White House national security adviser H.R. McMaster says Western countries need to counter Russia's “destabilizing behavior,” saying that Moscow is running "a very sophisticated campaign of subversion" to undermine free and open societies.

In an interview with the BBC that was posted online on December 19, McMaster also said Russia's alleged meddling in the U.S. presidential election last year was "certainly" a national security threat.

U.S. President Donald Trump's new national security strategy, released a day earlier, labeled Russia and China "rival powers" that are seeking to "challenge American power, influence, and interests, attempting to erode American security and prosperity."

“Of course, we have to counter Russia's destabilizing behavior and the sophisticated campaigns of propaganda and disinformation,” McMaster said.

Those were "efforts to polarize communities and pit them against each other, especially in the democratic world and free and open societies," he said, adding that the objective was to "weaken their popular will and their resolve."

"I believe that Russia is engaged in a very sophisticated campaign of subversion to affect our confidence in democratic institutions, in democratic processes, including elections,” he said.

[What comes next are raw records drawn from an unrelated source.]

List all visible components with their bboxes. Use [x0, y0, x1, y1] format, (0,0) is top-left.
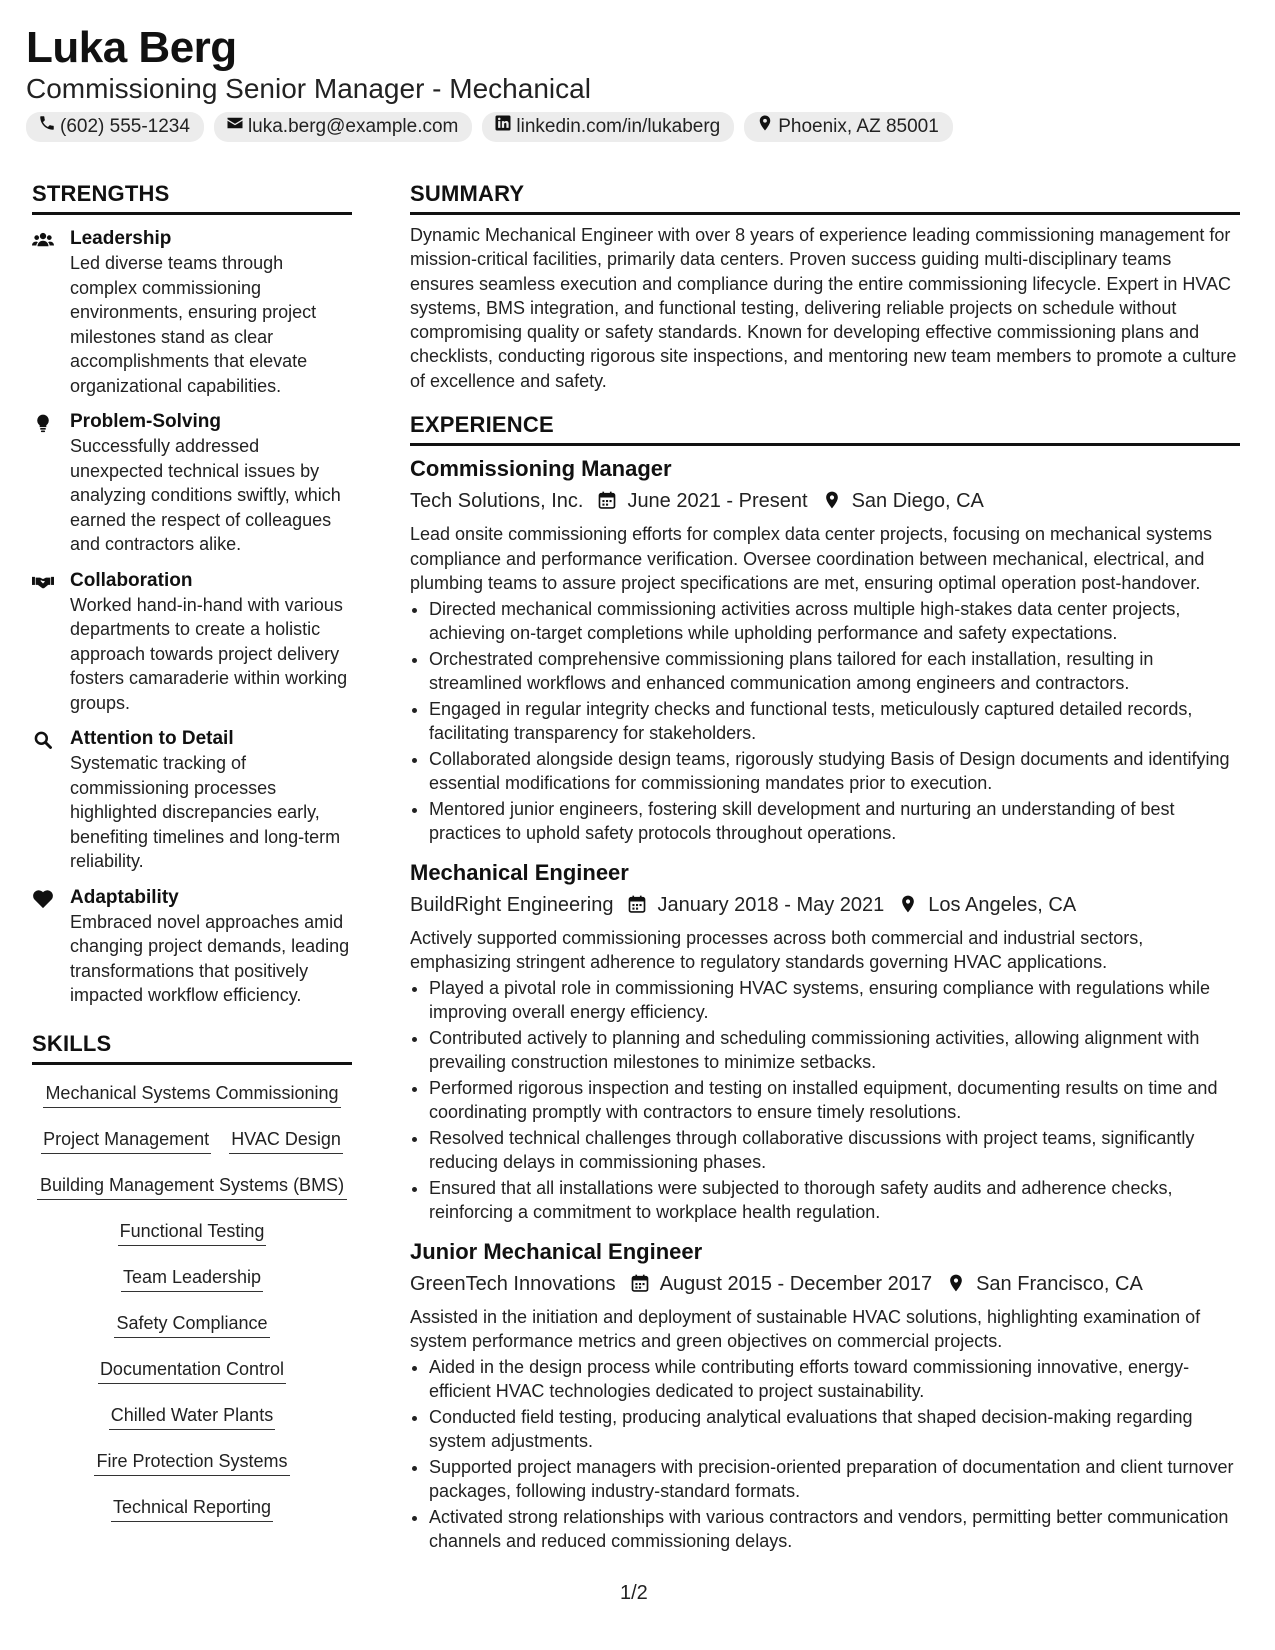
- skills-list: [32, 1065, 352, 1537]
- skill-tag: HVAC Design: [229, 1123, 343, 1154]
- contact-email[interactable]: [214, 112, 472, 142]
- job-dates: January 2018 - May 2021: [657, 893, 885, 916]
- strength-title: Adaptability: [70, 886, 179, 908]
- bullet-item: • Resolved technical challenges through collaborative discussions with project teams, significantly reducing delays in commissioning phases.: [429, 1126, 1240, 1175]
- strength-title: Problem-Solving: [70, 411, 221, 432]
- resume-header: [26, 22, 953, 142]
- contact-phone[interactable]: [26, 112, 204, 142]
- bullet-item: • Aided in the design process while contributing efforts toward commissioning innovative, energy-efficient HVAC technologies dedicated to project sustainability.: [429, 1355, 1240, 1404]
- candidate-name: Luka Berg: [26, 23, 237, 72]
- company-name: BuildRight Engineering: [410, 893, 614, 916]
- job-entry: [410, 858, 1240, 1225]
- job-meta: [410, 1269, 1240, 1299]
- company-name: GreenTech Innovations: [410, 1272, 616, 1295]
- job-title: Commissioning Manager: [410, 456, 672, 482]
- contact-phone-text: (602) 555-1234: [60, 116, 190, 137]
- bullet-item: • Orchestrated comprehensive commissioning plans tailored for each installation, resulting in streamlined workflows and enhanced communication among engineers and contractors.: [429, 647, 1240, 696]
- bullet-item: • Conducted field testing, producing analytical evaluations that shaped decision-making regarding system adjustments.: [429, 1405, 1240, 1454]
- skill-tag: Project Management: [41, 1123, 211, 1154]
- right-column: [410, 180, 1240, 1554]
- skill-tag: Fire Protection Systems: [94, 1445, 289, 1476]
- location-pin-icon: [898, 894, 920, 916]
- strengths-heading: STRENGTHS: [32, 180, 352, 215]
- contact-linkedin[interactable]: [482, 112, 734, 142]
- location-pin-icon: [756, 114, 774, 140]
- job-bullets: [410, 976, 1240, 1225]
- contact-email-text: luka.berg@example.com: [247, 116, 459, 137]
- calendar-icon: [630, 1273, 652, 1295]
- skill-tag: Documentation Control: [98, 1353, 286, 1384]
- location-pin-icon: [946, 1273, 968, 1295]
- company-name: Tech Solutions, Inc.: [410, 490, 584, 513]
- skill-tag: Building Management Systems (BMS): [37, 1169, 347, 1200]
- job-dates: August 2015 - December 2017: [659, 1272, 933, 1295]
- job-location: San Diego, CA: [851, 490, 984, 513]
- linkedin-icon: [494, 114, 512, 140]
- strength-desc: Worked hand-in-hand with various departments to create a holistic approach towards project delivery fosters camaraderie within working groups.: [70, 594, 348, 713]
- job-bullets: [410, 1355, 1240, 1554]
- job-description: Assisted in the initiation and deployment of sustainable HVAC solutions, highlighting examination of system performance metrics and green objectives on commercial projects.: [410, 1306, 1201, 1352]
- bullet-item: • Mentored junior engineers, fostering skill development and nurturing an understanding of best practices to uphold safety protocols throughout operations.: [429, 797, 1240, 846]
- strength-title: Leadership: [70, 228, 172, 249]
- bullet-item: • Supported project managers with precision-oriented preparation of documentation and client turnover packages, following industry-standard formats.: [429, 1455, 1240, 1504]
- bullet-item: • Collaborated alongside design teams, rigorously studying Basis of Design documents and identifying essential modifications for commissioning mandates prior to execution.: [429, 747, 1240, 796]
- skill-tag: Functional Testing: [118, 1215, 267, 1246]
- skill-tag: Mechanical Systems Commissioning: [43, 1077, 340, 1108]
- job-meta: [410, 890, 1240, 920]
- summary-text: Dynamic Mechanical Engineer with over 8 years of experience leading commissioning management for mission-critical facilities, primarily data centers. Proven success guiding multi-disciplinary teams ensures seamless execution and compliance during the entire commissioning lifecycle. Expert in HVAC systems, BMS integration, and functional testing, delivering reliable projects on schedule without compromising quality or safety standards. Known for developing effective commissioning plans and checklists, conducting rigorous site inspections, and mentoring new team members to promote a culture of excellence and safety.: [410, 225, 1237, 391]
- job-description: Actively supported commissioning processes across both commercial and industrial sectors, emphasizing stringent adherence to regulatory standards governing HVAC applications.: [410, 927, 1144, 973]
- job-description: Lead onsite commissioning efforts for complex data center projects, focusing on mechanical systems compliance and performance verification. Oversee coordination between mechanical, electrical, and plumbing teams to assure project specifications are met, ensuring optimal operation post-handover.: [410, 524, 1213, 594]
- calendar-icon: [597, 490, 619, 512]
- job-title: Junior Mechanical Engineer: [410, 1238, 703, 1264]
- skill-tag: Team Leadership: [121, 1261, 263, 1292]
- job-entry: [410, 1237, 1240, 1554]
- skill-tag: Chilled Water Plants: [109, 1399, 275, 1430]
- bullet-item: • Directed mechanical commissioning activities across multiple high-stakes data center projects, achieving on-target completions while upholding performance and safety expectations.: [429, 597, 1240, 646]
- strength-desc: Embraced novel approaches amid changing project demands, leading transformations that positively impacted workflow efficiency.: [70, 911, 350, 1005]
- job-location: Los Angeles, CA: [928, 893, 1077, 916]
- strength-item: [32, 886, 352, 1008]
- contact-linkedin-text: linkedin.com/in/lukaberg: [516, 116, 721, 137]
- envelope-icon: [226, 114, 244, 140]
- skill-tag: Technical Reporting: [111, 1491, 273, 1522]
- bullet-item: • Activated strong relationships with various contractors and vendors, permitting better communication channels and reduced commissioning delays.: [429, 1505, 1240, 1554]
- heart-icon: [32, 886, 70, 1008]
- bullet-item: • Contributed actively to planning and scheduling commissioning activities, allowing alignment with prevailing construction milestones to minimize setbacks.: [429, 1026, 1240, 1075]
- strength-title: Collaboration: [70, 569, 193, 591]
- location-pin-icon: [822, 490, 844, 512]
- bullet-item: • Performed rigorous inspection and testing on installed equipment, documenting results on time and coordinating promptly with contractors to ensure timely resolutions.: [429, 1076, 1240, 1125]
- candidate-title: Commissioning Senior Manager - Mechanical: [26, 73, 591, 104]
- job-bullets: [410, 597, 1240, 846]
- job-title: Mechanical Engineer: [410, 859, 629, 885]
- bullet-item: • Ensured that all installations were subjected to thorough safety audits and adherence checks, reinforcing a commitment to workplace health regulation.: [429, 1176, 1240, 1225]
- page-number: 1/2: [620, 1582, 648, 1604]
- users-icon: [32, 227, 70, 398]
- job-dates: June 2021 - Present: [627, 490, 808, 513]
- skill-tag: Safety Compliance: [114, 1307, 269, 1338]
- left-column: [32, 180, 352, 1537]
- phone-icon: [38, 114, 56, 140]
- experience-heading: EXPERIENCE: [410, 411, 1240, 446]
- strength-title: Attention to Detail: [70, 728, 234, 749]
- skills-heading: SKILLS: [32, 1030, 352, 1065]
- lightbulb-icon: [32, 410, 70, 557]
- bullet-item: • Engaged in regular integrity checks and functional tests, meticulously captured detailed records, facilitating transparency for stakeholders.: [429, 697, 1240, 746]
- strength-desc: Successfully addressed unexpected technical issues by analyzing conditions swiftly, which earned the respect of colleagues and contractors alike.: [70, 436, 341, 554]
- calendar-icon: [627, 894, 649, 916]
- strength-item: [32, 410, 352, 557]
- handshake-icon: [32, 569, 70, 716]
- strength-item: [32, 727, 352, 874]
- summary-heading: SUMMARY: [410, 180, 1240, 215]
- job-location: San Francisco, CA: [976, 1272, 1143, 1295]
- magnifier-icon: [32, 727, 70, 874]
- strength-item: [32, 227, 352, 398]
- job-entry: [410, 454, 1240, 846]
- strength-desc: Systematic tracking of commissioning processes highlighted discrepancies early, benefiting timelines and long-term reliability.: [70, 753, 341, 871]
- bullet-item: • Played a pivotal role in commissioning HVAC systems, ensuring compliance with regulations while improving overall energy efficiency.: [429, 976, 1240, 1025]
- strength-desc: Led diverse teams through complex commissioning environments, ensuring project milestones stand as clear accomplishments that elevate organizational capabilities.: [70, 253, 317, 396]
- contact-location: [744, 112, 953, 142]
- strength-item: [32, 569, 352, 716]
- contact-location-text: Phoenix, AZ 85001: [778, 116, 939, 137]
- job-meta: [410, 486, 1240, 516]
- contact-bar: [26, 112, 953, 142]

Trump's national security adviser said that the Russian campaign was targeting both sides of the U.S. political landscape during the 2016 election campaign.

"They'll support very left groups; they'll support very right groups,” he said. “What they want to do is create the kind of tension, the kind of vitriol that undermines our confidence in who we are.

"One of the most important things is to pull the curtain back on this activity and to expose it," he added.

Russia denies it meddled in the election, despite what U.S. intelligence officials say is powerful evidence.

Responding to the new U.S. national security policy on December 19, the Kremlin denounced the "imperialist character" of the document and said it "cannot accept that the country is treated as a threat to the security of the United States.”